O tema é fascinante pois, quaisquer que sejam os avanços recentes da Pedologia através
do mundo, é nesses termos que nós, cientistas, devemos pensar sobre o que fazemos. A
Ciência do Solo, como todas as ciências, só ganha real significado se prestar serviços aos
homens, e, hoje, os que mais necessitam de nossos serviços são exatamente aqueles
homens, mulheres e crianças dos países e das regiões as mais pobres do mundo.
A pergunta, então, é esta: qual é a contribuição de nossa ciência para o desenvolvimento
dos povos? É claro que desenvolvemos, até hoje, um extenso trabalho mas a questão é
saber se o que fazemos, como fazemos e como transmitimos as conclusões de nossa
pesquisa, enfim se nosso trabalho, guarda coerência com as necessidades dos povos, com
a eliminação de suas carências de hoje e de amanhã, com frequência, é terrivelmente
urgente, pois trata-se na realidade, e para milhões de seres humanos, de sobreviver ou
morrer.
Primeiramente, algumas palavras sobre desenvolvimento.

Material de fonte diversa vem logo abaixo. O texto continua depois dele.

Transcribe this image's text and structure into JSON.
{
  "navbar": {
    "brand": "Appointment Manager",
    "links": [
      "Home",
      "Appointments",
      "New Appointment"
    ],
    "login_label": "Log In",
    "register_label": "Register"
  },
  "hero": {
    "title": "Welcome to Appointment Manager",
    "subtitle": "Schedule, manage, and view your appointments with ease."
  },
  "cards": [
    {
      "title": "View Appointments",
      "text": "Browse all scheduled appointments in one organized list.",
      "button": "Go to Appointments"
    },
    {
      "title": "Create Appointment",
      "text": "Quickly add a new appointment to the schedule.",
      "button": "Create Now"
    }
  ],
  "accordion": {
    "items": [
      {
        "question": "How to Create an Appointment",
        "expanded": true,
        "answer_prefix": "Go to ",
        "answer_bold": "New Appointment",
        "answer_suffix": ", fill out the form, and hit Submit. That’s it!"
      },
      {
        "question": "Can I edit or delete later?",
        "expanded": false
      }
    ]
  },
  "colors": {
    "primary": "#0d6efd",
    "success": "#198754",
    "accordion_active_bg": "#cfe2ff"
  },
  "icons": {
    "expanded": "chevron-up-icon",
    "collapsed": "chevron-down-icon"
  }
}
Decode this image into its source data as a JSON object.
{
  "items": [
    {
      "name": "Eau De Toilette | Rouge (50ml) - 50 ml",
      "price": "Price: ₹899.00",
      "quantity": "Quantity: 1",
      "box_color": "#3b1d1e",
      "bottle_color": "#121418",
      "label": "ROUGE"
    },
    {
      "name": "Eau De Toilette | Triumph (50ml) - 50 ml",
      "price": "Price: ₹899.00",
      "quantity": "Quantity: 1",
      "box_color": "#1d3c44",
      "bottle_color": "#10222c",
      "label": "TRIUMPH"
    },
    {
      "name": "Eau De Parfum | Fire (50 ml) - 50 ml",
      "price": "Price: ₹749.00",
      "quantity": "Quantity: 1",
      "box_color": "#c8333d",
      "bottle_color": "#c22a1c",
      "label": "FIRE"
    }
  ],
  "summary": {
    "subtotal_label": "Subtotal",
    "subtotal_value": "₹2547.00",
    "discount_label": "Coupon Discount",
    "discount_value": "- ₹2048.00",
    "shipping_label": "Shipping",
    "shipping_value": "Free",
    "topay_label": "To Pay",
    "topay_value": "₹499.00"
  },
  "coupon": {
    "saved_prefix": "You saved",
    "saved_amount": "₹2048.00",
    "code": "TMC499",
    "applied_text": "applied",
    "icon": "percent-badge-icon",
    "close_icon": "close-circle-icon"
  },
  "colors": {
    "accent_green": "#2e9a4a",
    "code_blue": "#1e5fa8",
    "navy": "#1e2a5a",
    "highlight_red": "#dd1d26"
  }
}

Desenvolver é adquirir os meios adequados, os meios mínimos de se alimentar, vestir,
morar, cuidar da saúde, educar-se e, também, viver sua cultura. É preciso adquirir os meios
para tudo isso e, ao mesmo tempo, é necessário tornar-se realmente independente. O
desenvolvimento com segurança é a resultante da capacidade de cada país para tornar-se
autônomo, sobretudo em alguns setores básicos como os de alimentação, energia, saúde,
educação e cultura. Trata-se, para cada país, de colocar as raízes do desenvolvimento no
educação e cultura. Trata-se, para cada país, de colocar as raízes do desenvolvimento no
seu próprio território, de fixar sua segurança e sua capacidade de resistir a qualquer
pressão externa nos recursos naturais e culturais próprios.
O solo, por si só e por influência sobre os ambientes e sobre as sociedades é,
evidentemente, um dos recursos essenciais: é preciso valorizá-lo em proveito do
desenvolvimento autônomo.
O solo é, na realidade, um dos fundamentos essenciais do desenvolvimento e desempenha
principalmente quatro papéis que é bom lembrar, mesmo se a maioria das pessoas já os
conhecem.
O solo é fonte de alimentos - Essa é provavelmente sua função mais conhecida. Sabemos
que os volumes, bem como a qualidade das produções agrícolas dependem das
propriedades dos solos e, sobretudo, das maneiras pelas quais estas últimas são tratadas,
trabalhadas, melhoradas e protegidas.
O solo é fonte de materiais e energia - Em primeiro lugar, o solo é um material que pode
ser utilizado, diretamente ou após tratamento, na construção civil, na produção mineira, na
elaboração de materiais especiais, etc. Além disso, através da produção vegetal, que nele
se desenvolve, e através do seu próprio potencial biológico, o solo é fonte não só de vários
tipos de produtos de origem vegetal, como também de uma grande parte da energia de
origem biológica. Isto é particularmente importante nas regiões tropicais e equatoriais, onde
a atividade biológica, animal e vegetal, é muito intensa.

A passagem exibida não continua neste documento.